Wednesday, December 9, 2020

2021 is saying, "Hold my beer!"

I have been warning for quite a while, that firmware, particularly UEFI, is the next malware battleground. It is heating up, and everyone needs to start to pay attention.

Consider these items:

One of the RansomWare crews is starting to try to examine, and maybe modify, UEFI

Just to highlight how powerful UEFI is, someone has ported Doom to UEFI. This is pretty awesome, especially if you are a Doom fan, but it sure shows something about UEFI … Doom

The Hacking Team UEFI rootkit seems to have re-surfaced from a nation/state team … Hacking Team

As well as those little itms, having analyzed about 3,000 firmware blobs, here are some of our key findings…

• UEFI firmware contains between 200 and about 1,000 compiled C programs, in Windows format, which is a format well understood by attackers, and defenders, alike.

• approximately half the executables will have signing certificates that are expired.
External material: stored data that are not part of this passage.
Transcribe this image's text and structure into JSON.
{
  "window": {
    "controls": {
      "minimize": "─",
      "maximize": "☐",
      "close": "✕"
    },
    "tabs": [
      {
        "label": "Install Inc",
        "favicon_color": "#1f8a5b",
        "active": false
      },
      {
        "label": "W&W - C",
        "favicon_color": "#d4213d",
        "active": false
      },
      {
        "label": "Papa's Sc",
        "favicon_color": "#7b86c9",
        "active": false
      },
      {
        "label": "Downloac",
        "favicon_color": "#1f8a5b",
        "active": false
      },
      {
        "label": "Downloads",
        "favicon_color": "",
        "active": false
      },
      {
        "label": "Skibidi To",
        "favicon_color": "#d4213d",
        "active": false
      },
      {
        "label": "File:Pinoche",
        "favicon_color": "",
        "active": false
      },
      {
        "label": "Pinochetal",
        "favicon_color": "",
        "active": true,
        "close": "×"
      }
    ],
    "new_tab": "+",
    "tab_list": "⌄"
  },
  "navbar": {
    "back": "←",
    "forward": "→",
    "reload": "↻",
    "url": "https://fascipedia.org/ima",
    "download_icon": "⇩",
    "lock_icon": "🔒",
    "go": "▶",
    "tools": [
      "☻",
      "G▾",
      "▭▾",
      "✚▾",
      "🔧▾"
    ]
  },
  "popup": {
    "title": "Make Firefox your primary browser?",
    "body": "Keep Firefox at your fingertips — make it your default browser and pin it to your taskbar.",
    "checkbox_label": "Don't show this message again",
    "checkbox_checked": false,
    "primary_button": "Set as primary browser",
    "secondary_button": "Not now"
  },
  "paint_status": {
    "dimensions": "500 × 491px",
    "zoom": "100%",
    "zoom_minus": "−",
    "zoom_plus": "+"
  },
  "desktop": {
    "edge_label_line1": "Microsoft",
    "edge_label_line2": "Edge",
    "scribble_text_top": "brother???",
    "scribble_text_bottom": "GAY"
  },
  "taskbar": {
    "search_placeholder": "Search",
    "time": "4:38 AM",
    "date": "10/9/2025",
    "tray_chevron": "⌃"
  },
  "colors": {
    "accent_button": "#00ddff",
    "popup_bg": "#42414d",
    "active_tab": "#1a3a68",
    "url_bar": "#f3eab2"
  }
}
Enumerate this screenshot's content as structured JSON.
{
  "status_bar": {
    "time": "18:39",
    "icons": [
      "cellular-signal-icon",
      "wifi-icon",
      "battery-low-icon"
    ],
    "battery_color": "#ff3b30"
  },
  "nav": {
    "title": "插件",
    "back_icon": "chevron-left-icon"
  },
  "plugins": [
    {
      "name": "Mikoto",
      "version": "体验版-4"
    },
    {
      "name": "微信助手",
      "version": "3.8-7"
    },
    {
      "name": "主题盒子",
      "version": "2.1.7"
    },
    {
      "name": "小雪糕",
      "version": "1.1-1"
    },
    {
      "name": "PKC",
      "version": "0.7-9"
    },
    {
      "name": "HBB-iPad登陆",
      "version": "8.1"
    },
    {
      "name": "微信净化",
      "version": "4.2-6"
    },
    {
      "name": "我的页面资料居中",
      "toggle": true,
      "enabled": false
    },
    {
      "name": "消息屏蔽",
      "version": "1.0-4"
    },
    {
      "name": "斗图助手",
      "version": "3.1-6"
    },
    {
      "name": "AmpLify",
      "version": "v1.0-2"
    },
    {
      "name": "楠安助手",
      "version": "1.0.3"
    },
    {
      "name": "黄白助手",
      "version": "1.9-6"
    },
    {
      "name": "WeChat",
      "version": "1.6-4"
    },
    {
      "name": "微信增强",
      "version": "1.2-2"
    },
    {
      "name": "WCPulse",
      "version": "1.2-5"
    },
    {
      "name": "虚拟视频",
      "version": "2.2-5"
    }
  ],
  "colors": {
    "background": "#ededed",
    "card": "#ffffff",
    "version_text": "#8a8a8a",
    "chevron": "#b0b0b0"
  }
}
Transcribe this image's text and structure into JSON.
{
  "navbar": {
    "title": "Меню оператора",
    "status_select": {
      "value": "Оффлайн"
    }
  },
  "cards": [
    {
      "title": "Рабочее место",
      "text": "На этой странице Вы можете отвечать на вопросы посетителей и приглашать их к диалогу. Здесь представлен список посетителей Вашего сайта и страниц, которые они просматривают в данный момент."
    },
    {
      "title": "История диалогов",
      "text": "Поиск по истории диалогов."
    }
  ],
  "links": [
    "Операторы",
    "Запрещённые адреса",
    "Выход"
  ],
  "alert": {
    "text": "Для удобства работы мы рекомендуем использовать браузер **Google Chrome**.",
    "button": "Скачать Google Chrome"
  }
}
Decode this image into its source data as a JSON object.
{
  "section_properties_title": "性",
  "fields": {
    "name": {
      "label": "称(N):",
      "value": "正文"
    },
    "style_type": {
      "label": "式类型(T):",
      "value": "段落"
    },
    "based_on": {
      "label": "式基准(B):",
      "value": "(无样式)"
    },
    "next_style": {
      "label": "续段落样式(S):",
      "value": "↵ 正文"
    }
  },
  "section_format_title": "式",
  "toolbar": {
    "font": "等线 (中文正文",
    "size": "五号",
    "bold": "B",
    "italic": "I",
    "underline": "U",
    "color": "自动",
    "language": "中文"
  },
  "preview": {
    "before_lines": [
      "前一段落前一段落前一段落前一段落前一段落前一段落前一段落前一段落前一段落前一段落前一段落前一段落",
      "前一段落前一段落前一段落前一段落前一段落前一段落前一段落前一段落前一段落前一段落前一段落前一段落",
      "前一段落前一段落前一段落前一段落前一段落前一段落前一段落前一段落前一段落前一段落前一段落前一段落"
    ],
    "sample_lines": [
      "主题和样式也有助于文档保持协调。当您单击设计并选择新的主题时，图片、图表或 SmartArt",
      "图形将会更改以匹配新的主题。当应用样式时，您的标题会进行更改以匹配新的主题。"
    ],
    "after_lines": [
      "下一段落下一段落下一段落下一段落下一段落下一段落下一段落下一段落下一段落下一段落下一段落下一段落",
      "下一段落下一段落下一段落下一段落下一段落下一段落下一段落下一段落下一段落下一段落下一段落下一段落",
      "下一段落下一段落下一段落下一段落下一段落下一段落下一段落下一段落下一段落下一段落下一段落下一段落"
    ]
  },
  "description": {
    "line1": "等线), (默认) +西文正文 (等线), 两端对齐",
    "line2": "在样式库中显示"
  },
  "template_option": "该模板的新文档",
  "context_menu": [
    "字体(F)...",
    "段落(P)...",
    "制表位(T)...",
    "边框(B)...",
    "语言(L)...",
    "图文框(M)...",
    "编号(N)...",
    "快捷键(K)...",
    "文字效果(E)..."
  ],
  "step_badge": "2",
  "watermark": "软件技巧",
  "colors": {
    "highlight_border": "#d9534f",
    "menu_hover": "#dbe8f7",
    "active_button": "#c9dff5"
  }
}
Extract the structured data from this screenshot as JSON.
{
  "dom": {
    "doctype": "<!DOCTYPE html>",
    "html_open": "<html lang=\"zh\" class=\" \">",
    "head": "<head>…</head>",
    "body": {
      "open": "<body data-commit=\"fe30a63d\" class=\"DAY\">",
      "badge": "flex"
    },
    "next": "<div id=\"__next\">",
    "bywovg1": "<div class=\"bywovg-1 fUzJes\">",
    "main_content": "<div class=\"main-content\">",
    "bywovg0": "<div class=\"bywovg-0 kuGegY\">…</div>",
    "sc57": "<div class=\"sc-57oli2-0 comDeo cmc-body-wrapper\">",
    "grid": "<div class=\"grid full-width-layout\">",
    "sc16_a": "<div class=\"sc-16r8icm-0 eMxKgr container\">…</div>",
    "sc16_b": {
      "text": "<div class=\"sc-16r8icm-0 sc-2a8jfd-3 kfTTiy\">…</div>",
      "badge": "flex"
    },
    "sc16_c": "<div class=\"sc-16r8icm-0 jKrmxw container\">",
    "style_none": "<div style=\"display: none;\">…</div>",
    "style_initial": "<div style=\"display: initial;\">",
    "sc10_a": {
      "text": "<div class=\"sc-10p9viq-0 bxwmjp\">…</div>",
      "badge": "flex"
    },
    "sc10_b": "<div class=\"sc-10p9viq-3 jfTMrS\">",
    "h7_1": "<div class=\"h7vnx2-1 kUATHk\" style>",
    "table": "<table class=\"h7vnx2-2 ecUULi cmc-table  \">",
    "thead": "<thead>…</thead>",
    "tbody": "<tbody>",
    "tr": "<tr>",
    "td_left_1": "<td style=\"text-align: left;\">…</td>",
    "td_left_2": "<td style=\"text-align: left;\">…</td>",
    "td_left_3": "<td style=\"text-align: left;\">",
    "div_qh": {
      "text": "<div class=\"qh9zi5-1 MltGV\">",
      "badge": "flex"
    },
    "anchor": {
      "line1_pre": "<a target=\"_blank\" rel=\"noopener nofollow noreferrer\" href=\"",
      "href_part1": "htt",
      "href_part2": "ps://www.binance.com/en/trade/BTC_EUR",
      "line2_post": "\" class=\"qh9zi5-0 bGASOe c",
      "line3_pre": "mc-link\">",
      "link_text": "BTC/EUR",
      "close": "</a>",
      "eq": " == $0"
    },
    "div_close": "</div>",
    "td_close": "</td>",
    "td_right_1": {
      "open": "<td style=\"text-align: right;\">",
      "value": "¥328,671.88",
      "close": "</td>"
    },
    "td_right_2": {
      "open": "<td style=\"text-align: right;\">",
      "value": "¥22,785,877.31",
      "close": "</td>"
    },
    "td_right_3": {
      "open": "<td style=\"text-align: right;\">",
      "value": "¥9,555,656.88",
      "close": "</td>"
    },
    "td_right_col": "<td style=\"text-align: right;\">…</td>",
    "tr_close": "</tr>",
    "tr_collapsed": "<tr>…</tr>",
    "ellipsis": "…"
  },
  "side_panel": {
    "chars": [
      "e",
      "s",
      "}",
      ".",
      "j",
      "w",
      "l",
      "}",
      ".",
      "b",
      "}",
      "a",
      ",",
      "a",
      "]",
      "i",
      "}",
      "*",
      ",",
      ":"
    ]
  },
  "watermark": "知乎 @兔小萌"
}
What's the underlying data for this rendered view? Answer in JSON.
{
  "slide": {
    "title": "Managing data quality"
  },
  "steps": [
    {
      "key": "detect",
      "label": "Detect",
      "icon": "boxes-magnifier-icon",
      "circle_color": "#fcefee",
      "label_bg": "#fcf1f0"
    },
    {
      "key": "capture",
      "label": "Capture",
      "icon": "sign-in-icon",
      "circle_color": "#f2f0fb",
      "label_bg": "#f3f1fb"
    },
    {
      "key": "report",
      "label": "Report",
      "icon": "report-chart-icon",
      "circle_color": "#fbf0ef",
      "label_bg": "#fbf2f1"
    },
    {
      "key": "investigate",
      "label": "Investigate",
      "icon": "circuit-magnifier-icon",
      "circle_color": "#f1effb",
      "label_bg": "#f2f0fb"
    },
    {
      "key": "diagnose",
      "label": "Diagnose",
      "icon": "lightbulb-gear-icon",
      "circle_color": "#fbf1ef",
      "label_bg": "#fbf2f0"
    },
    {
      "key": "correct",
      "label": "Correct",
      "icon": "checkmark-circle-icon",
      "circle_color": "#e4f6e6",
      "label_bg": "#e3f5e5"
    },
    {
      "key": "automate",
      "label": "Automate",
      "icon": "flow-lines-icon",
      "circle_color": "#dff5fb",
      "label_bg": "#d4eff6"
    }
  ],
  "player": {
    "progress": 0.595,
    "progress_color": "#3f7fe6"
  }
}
It turns out that certificates are only checked at flash time. What this means is that if something can get write access to the firmware, it could infect, or replace, whatever it likes.

• Nation-state actors have already managed some penetration, with attacks like Shadow Hammer, and LoJax.

• about seven manufacturers have firmware programs that are roughly functionally equivalent to the Lenovo rootkit, from 2015. They are just not as noisy, so they haven’t been noticed.

• out of a random sampling of about 1,500 blobs, 581 had remote update by http or ftp capability, 117 had email capabilities, 1287 had some password reset capability, and 260 contained the word ‘backdoor’

• UEFI has its own network stack, and can download programs, and whole operating systems, from the Internet using http or ftp and some can send email using EHLO

Now, I'm not saying that UEFI is bad. It's the opposite... it's great! It is, however, immensely powerful, and one of the truths of computer security is that functionality (or power) and security tend to exist in an inverse relationship. In other words, the more powerful something is, the less secure it tends to be.

It is clear that our adversaries, from ransomware gangs, to nation/state teams, are attacking the firmware, and it is heating up. Everyone needs to start paying attention. It doesn't matter if your stuff is all in the cloud, because if something bad gets in the firmware, it will be able to find your cloud credentials, and your blockchain private keys, and ... whatever it wants.

Everyone is waiting for 2020 to end, but I reckon 2021 is saying, "Hold my beer, and watch this!"